Pair Corralation between Renaissance Europe and Bank of Nova Scotia
Assuming the 90 days trading horizon Renaissance Europe is expected to generate 1.95 times less return on investment than Bank of Nova Scotia. But when comparing it to its historical volatility, Renaissance Europe C is 1.46 times less risky than Bank of Nova Scotia. It trades about 0.03 of its potential returns per unit of risk. The Bank of is currently generating about 0.04 of returns per unit of risk over similar time horizon. If you would invest 4,077 in The Bank of on October 5, 2024 and sell it today you would earn a total of 1,078 from holding The Bank of or generate 26.44% return on investment over 90 days.

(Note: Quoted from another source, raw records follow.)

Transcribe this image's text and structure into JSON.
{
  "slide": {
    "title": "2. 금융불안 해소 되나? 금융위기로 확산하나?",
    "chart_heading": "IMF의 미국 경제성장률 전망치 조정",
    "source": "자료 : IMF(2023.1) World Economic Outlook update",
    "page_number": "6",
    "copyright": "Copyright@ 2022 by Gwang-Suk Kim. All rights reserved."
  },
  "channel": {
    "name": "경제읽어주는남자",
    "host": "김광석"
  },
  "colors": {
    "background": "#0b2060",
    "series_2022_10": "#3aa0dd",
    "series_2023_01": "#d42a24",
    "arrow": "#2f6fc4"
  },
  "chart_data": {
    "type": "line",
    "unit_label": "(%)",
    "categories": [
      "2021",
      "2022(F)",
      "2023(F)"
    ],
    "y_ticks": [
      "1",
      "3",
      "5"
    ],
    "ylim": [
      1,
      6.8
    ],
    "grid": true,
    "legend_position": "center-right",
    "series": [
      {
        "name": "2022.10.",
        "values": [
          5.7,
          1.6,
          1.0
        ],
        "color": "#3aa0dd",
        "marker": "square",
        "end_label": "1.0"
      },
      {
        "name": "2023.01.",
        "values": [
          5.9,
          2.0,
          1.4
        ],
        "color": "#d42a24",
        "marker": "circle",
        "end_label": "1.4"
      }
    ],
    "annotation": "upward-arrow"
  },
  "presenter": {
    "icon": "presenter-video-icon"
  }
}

Time Period | 3 Months [change] |
Direction | Moves Against |
Strength | Weak |
Accuracy | 100.0% |
Values | Daily Returns |
Renaissance Europe C vs. The Bank of
Performance |
Timeline |
Renaissance Europe |
Risk-Adjusted Performance
0 of 100
Weak | Strong |
Very Weak
Bank of Nova Scotia |
Risk-Adjusted Performance
0 of 100
Weak | Strong |
Modest
Renaissance Europe and Bank of Nova Scotia Volatility Contrast
Predicted Return Density |
Returns |
Pair Trading with Renaissance Europe and Bank of Nova Scotia
The main advantage of trading using opposite Renaissance Europe and Bank of Nova Scotia positions is that it hedges away some unsystematic risk. Because of two separate transactions, even if Renaissance Europe position performs unexpectedly, Bank of Nova Scotia can make up some of the losses. Pair trading also minimizes risk from directional movements in the market. For example, if an entire industry or sector drops because of unexpected headlines, the short position in Bank of Nova Scotia will offset losses from the drop in Bank of Nova Scotia's long position.The idea behind Renaissance Europe C and The Bank of pairs trading is to make the combined position market-neutral, meaning the overall market's direction will not affect its win or loss (or potential downside or upside). This can be achieved by designing a pairs trade with two highly correlated stocks or equities that operate in a similar space or sector, making it possible to obtain profits through simple and relatively low-risk investment.Check out your portfolio center.Note that this page's information should be used as a complementary analysis to find the right mix of equity instruments to add to your existing portfolios or create a brand new portfolio. You can also try the Equity Search module to search for actively traded equities including funds and ETFs from over 30 global markets.